Díaz's novel is a hell of a book. It doesn't care about categories. It's densely populated; it's obsessed with language. It's Dominican and American, not about immigration but diaspora, in which one family's dramas are entwined with a nation's, not about history as information but as dark-force destroyer … [Yunior’s] dazzling wordplay is impressive. But by the end, it is his tenderness and loyalty and melancholy that breaks the heart. That is wondrous in itself. It takes novelistic audacity for Díaz to make his narrator at first anonymous, unconcerned about whether his language is accessible, flawed and angry at his upbringing.
Both narrative voices are superb, deliciously casual and vibrant, shot through with wit and insight even when the material turns dramatic … If Oscar is not the first ‘ghetto nerd,’ he is one of the most vividly rendered, and Díaz does a masterful job of using Oscar's referential palette - from Tolkien's Middle-earth to Jack Kirby and Stan Lee's Marvel Universe - to illuminate the absurdity and horror of life under Trujillo and the daily strain of American marginality … Díaz's narrator can switch from arch, romantic prose to flippant slang, from English to Spanish, from manga to In the Time of the Butterflies.

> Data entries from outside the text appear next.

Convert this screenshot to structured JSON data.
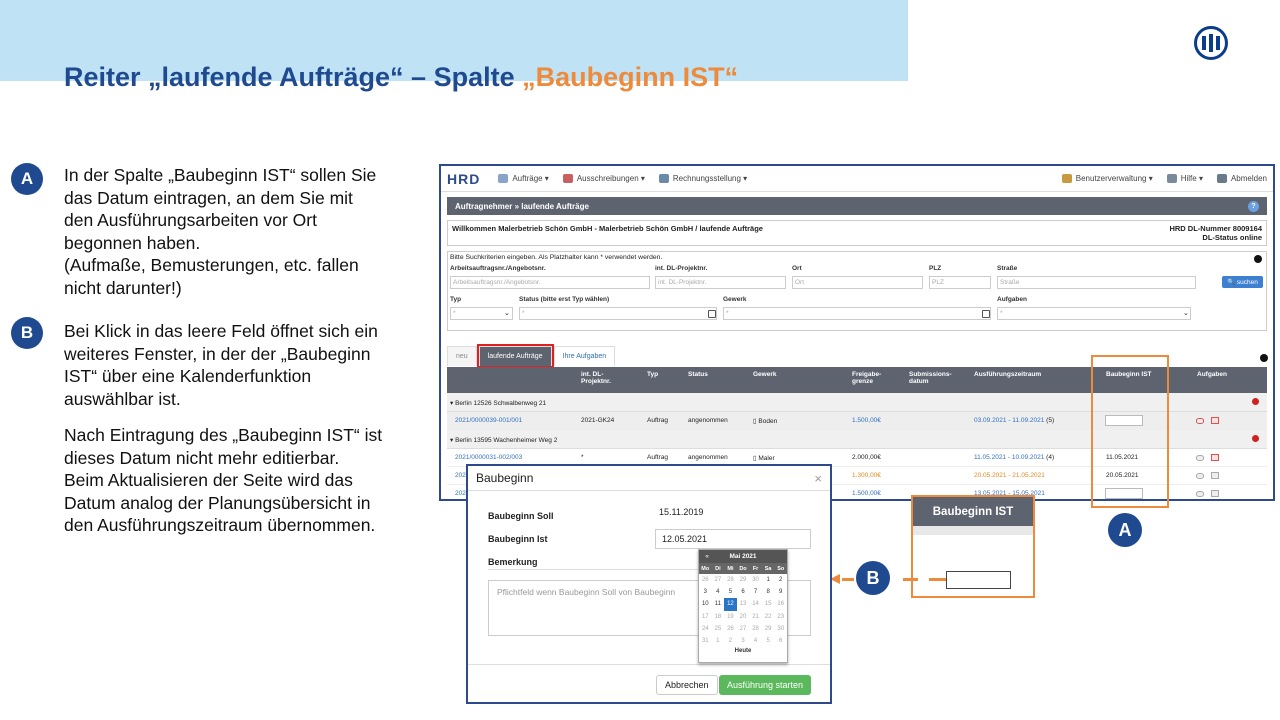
{
  "slide": {
    "title_main": "Reiter „laufende Aufträge“ – Spalte ",
    "title_accent": "„Baubeginn IST“",
    "bullet_a": "A",
    "bullet_b": "B",
    "para_a": [
      "In der Spalte „Baubeginn IST“ sollen Sie",
      "das Datum eintragen, an dem Sie mit",
      "den Ausführungsarbeiten vor Ort",
      "begonnen haben.",
      "(Aufmaße, Bemusterungen, etc. fallen",
      "nicht darunter!)"
    ],
    "para_b1": [
      "Bei Klick in das leere Feld öffnet sich ein",
      "weiteres Fenster, in der der „Baubeginn",
      "IST“ über eine Kalenderfunktion",
      "auswählbar ist."
    ],
    "para_b2": [
      "Nach Eintragung des „Baubeginn IST“ ist",
      "dieses Datum nicht mehr editierbar.",
      "Beim Aktualisieren der Seite wird das",
      "Datum analog der Planungsübersicht in",
      "den Ausführungszeitraum übernommen."
    ],
    "callout_a": "A",
    "callout_b": "B",
    "zoom_header": "Baubeginn IST",
    "accent_color": "#ee8a3c",
    "brand_color": "#1f4a8f"
  },
  "app": {
    "brand": "HRD",
    "nav": [
      {
        "label": "Aufträge ▾",
        "icon": "orders-icon"
      },
      {
        "label": "Ausschreibungen ▾",
        "icon": "tenders-icon"
      },
      {
        "label": "Rechnungsstellung ▾",
        "icon": "invoice-icon"
      }
    ],
    "nav_right": [
      {
        "label": "Benutzerverwaltung ▾",
        "icon": "users-icon"
      },
      {
        "label": "Hilfe ▾",
        "icon": "help-icon"
      },
      {
        "label": "Abmelden",
        "icon": "logout-icon"
      }
    ],
    "breadcrumb": "Auftragnehmer » laufende Aufträge",
    "help_glyph": "?",
    "welcome": "Willkommen Malerbetrieb Schön GmbH - Malerbetrieb Schön GmbH / laufende Aufträge",
    "dl_number": "HRD DL-Nummer 8009164",
    "dl_status": "DL-Status online",
    "search": {
      "hint": "Bitte Suchkriterien eingeben. Als Platzhalter kann * verwendet werden.",
      "labels": {
        "auftrag": "Arbeitsauftragsnr./Angebotsnr.",
        "projekt": "int. DL-Projektnr.",
        "ort": "Ort",
        "plz": "PLZ",
        "strasse": "Straße",
        "typ": "Typ",
        "status": "Status (bitte erst Typ wählen)",
        "gewerk": "Gewerk",
        "aufgaben": "Aufgaben"
      },
      "placeholders": {
        "auftrag": "Arbeitsauftragsnr./Angebotsnr.",
        "projekt": "int. DL-Projektnr.",
        "ort": "Ort",
        "plz": "PLZ",
        "strasse": "Straße",
        "star": "*"
      },
      "button": "suchen"
    },
    "tabs": [
      "neu",
      "laufende Aufträge",
      "Ihre Aufgaben"
    ],
    "columns": {
      "projekt": "int. DL-\nProjektnr.",
      "typ": "Typ",
      "status": "Status",
      "gewerk": "Gewerk",
      "freigabe": "Freigabe-\ngrenze",
      "submission": "Submissions-\ndatum",
      "ausfuehrung": "Ausführungszeitraum",
      "baubeginn": "Baubeginn IST",
      "aufgaben": "Aufgaben"
    },
    "group1": "▾ Berlin 12526 Schwalbenweg 21",
    "group2": "▾ Berlin 13595 Wachenheimer Weg 2",
    "rows": [
      {
        "nr": "2021/0000039-001/001",
        "projekt": "2021-GK24",
        "typ": "Auftrag",
        "status": "angenommen",
        "gewerk": "Boden",
        "freigabe": "1.500,00€",
        "zeitraum": "03.09.2021 - 11.09.2021",
        "tage": "(5)",
        "baubeginn": ""
      },
      {
        "nr": "2021/0000031-002/003",
        "projekt": "*",
        "typ": "Auftrag",
        "status": "angenommen",
        "gewerk": "Maler",
        "freigabe": "2.000,00€",
        "zeitraum": "11.05.2021 - 10.09.2021",
        "tage": "(4)",
        "baubeginn": "11.05.2021"
      },
      {
        "nr": "202",
        "freigabe": "1.300,00€",
        "zeitraum": "20.05.2021 - 21.05.2021",
        "baubeginn": "20.05.2021"
      },
      {
        "nr": "202",
        "freigabe": "1.500,00€",
        "zeitraum": "13.05.2021 - 15.05.2021",
        "baubeginn": ""
      }
    ]
  },
  "modal": {
    "title": "Baubeginn",
    "close": "×",
    "soll_label": "Baubeginn Soll",
    "soll_value": "15.11.2019",
    "ist_label": "Baubeginn Ist",
    "ist_value": "12.05.2021",
    "bemerkung_label": "Bemerkung",
    "bemerkung_placeholder": "Pflichtfeld wenn Baubeginn Soll von Baubeginn",
    "cancel": "Abbrechen",
    "start": "Ausführung starten"
  },
  "calendar": {
    "prev": "«",
    "month": "Mai 2021",
    "dow": [
      "Mo",
      "Di",
      "Mi",
      "Do",
      "Fr",
      "Sa",
      "So"
    ],
    "weeks": [
      [
        "26",
        "27",
        "28",
        "29",
        "30",
        "1",
        "2"
      ],
      [
        "3",
        "4",
        "5",
        "6",
        "7",
        "8",
        "9"
      ],
      [
        "10",
        "11",
        "12",
        "13",
        "14",
        "15",
        "16"
      ],
      [
        "17",
        "18",
        "19",
        "20",
        "21",
        "22",
        "23"
      ],
      [
        "24",
        "25",
        "26",
        "27",
        "28",
        "29",
        "30"
      ],
      [
        "31",
        "1",
        "2",
        "3",
        "4",
        "5",
        "6"
      ]
    ],
    "selected": "12",
    "today": "Heute"
  }
}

Some readers will find this level of democracy unrealistic - particularly once the novel's main narrator is revealed to be a college professor - not realizing that this kind of gleeful cross-stitching is a hallmark of hip-hop-generation fiction.
In his tale of a doomed, overweight young Dominican trundling through existence in New Jersey, all the while working slavishly on a sci-fi opus, Díaz has created a one-of-a-kind novel, a book several years in the making. Oscar Wao revels in its conviction that the intellectual and spiritual quandaries tackled by literature can be perfectly addressed in the voice - part street slang and Spanish, part lyrical and precise English - of a weightlifting lady-killer out of Rutgers … The specificity of Díaz's language and its rhythm are as American as little pink houses for you and me. Yet couching its depiction among working-class Latinos, attending college, no less, is rare in our literature … The Brief Wondrous Life of Oscar Wao [is] something exceedingly rare: a book in which a new America can recognize itself, but so can everyone else.

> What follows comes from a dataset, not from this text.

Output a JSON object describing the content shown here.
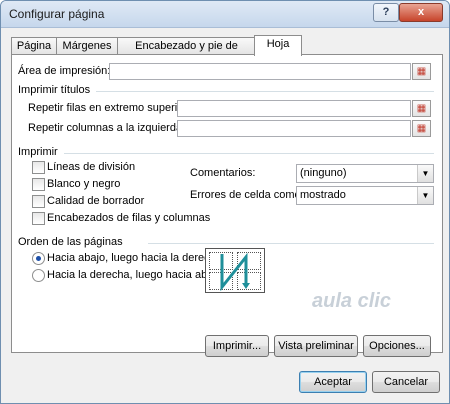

A relentless, capacious and sometimes spastic voice guides us through a saga spanning three generations and two nations … Yunior’s voice dominates nearly every page, and the novel finally reads most powerfully as his own coming-of-middle-age story, with its minor keys of loss, self-betrayal and regret...Oscar’s emotional rawness and authenticity, his willingness to die for love, exasperate and then engross Yunior, and the novel traces the strands of Oscar’s peculiar emotional DNA back through familial and national histories … An overactive imagination, even one as tragically self-delusional as Oscar’s will become, may be the only means of sustaining love’s power in a world gone mad with corruption and iniquity.
… [a] street-slangy, lit-punning, Caribbean-American novel of race, post-colonialism, brutality, family and love, not to mention extended virginity … Yunior writes in retrospect sometime after 1995, but in shifting time frames the book ranges over the preceding half-century, back to 1944, and surveys police-state repression, racism, poverty and good old intrafamily tensions, be it in the Dominican Republic or the U.S … an energetic and at points startling book.